Explorys began collecting the records – 14 million, gathered from 12 major health systems – in many different formats, onto a single platform in 2009, with the intention of standardizing the records in a safe and secure environment so they could be used for patient care and research, Dr. Anil Jain, senior VP and chief medical information officer at Explorys, told Zeltner.
But the team, led by MetroHealth chief medical informatics officer David Kaelber, M.D., found that as they talked to people outside their circle of highly data-educated peers, most did not understand the vast potential of a "platform" like Explorys for research.
Zeltner wrote that Kaelber realized he needed to prove its power, speed and cost-effectiveness first, and that he could attain exactly the same results as traditional research studies that required more time and resources.
He did it with a 1994 study that took 13 years to be completed, of a Norwegian population’s heart disease risk.
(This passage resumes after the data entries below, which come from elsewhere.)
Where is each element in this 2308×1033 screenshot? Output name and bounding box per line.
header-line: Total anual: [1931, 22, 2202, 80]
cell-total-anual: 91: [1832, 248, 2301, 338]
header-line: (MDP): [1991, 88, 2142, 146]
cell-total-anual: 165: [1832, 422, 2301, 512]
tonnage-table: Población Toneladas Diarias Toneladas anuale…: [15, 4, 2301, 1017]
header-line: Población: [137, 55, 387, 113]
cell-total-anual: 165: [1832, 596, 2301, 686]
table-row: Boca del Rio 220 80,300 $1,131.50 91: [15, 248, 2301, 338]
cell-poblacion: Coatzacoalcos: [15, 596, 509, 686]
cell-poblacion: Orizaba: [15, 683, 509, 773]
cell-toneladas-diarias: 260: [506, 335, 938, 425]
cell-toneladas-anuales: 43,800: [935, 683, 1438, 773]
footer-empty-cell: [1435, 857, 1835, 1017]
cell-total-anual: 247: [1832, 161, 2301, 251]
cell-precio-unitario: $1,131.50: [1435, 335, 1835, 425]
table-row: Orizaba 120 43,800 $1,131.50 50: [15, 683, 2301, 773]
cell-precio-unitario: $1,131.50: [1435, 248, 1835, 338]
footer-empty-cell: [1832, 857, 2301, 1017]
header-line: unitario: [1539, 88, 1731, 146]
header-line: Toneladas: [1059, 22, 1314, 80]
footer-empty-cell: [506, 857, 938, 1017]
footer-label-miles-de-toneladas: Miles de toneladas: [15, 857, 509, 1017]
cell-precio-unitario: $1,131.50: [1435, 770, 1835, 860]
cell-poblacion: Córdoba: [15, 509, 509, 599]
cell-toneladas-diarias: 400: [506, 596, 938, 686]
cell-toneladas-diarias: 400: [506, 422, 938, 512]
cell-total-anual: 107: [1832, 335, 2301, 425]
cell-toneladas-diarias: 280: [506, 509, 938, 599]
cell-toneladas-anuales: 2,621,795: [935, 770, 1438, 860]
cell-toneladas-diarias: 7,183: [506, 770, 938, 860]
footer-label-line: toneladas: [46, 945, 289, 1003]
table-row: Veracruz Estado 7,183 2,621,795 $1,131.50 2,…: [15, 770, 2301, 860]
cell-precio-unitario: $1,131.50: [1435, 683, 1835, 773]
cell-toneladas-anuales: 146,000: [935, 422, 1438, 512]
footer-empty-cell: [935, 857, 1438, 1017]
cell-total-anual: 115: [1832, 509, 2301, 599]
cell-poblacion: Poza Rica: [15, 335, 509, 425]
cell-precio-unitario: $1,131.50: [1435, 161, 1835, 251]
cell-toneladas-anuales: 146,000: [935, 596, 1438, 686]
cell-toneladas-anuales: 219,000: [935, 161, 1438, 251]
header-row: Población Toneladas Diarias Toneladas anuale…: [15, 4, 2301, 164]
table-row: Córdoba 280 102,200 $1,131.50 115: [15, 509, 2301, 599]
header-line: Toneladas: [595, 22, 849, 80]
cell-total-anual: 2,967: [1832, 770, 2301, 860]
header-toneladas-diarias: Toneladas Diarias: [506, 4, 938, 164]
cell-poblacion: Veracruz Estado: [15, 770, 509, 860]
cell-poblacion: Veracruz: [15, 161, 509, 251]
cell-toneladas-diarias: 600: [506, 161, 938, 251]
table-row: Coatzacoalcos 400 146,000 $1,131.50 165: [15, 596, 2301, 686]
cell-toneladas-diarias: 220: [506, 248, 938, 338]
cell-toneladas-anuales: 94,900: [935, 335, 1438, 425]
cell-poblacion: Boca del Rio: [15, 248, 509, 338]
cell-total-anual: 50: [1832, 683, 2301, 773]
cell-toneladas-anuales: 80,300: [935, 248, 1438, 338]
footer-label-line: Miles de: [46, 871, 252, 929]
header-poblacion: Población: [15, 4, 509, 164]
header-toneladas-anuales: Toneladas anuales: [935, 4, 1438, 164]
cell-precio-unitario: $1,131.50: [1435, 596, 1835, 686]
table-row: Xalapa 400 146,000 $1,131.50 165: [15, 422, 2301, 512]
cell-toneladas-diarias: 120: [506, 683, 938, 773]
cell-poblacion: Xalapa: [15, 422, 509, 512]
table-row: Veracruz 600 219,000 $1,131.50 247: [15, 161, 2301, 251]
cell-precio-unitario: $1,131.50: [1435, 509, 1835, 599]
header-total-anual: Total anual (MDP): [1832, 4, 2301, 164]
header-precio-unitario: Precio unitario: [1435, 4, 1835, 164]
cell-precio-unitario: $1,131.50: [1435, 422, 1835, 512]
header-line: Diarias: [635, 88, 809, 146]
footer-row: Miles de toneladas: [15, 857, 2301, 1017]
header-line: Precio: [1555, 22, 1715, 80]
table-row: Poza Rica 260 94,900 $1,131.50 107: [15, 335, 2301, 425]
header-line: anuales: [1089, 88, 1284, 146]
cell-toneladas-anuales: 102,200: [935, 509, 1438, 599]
Kaelber and the Explorys team replicated the study in just three months, gathering and analyzing all the data, to come up with the same conclusion.
Other healthcare systems are excited about big data too. IBM and Memorial Sloan-Kettering Cancer Center partnered in March to create a tool that rapidly processes information from a variety of sources, allowing doctors to be able to provide individualized cancer treatment options and diagnoses for patients after slicing and dicing that data.
But Kaelber isn’t just excited about what EMRs can do for big data, according to a story by Diane Suchetka. He found late last year that using them can also stop the duplication of expensive, invasive tests – even sometimes change a protocol – by allowing doctors to hook up with each other on the same patient.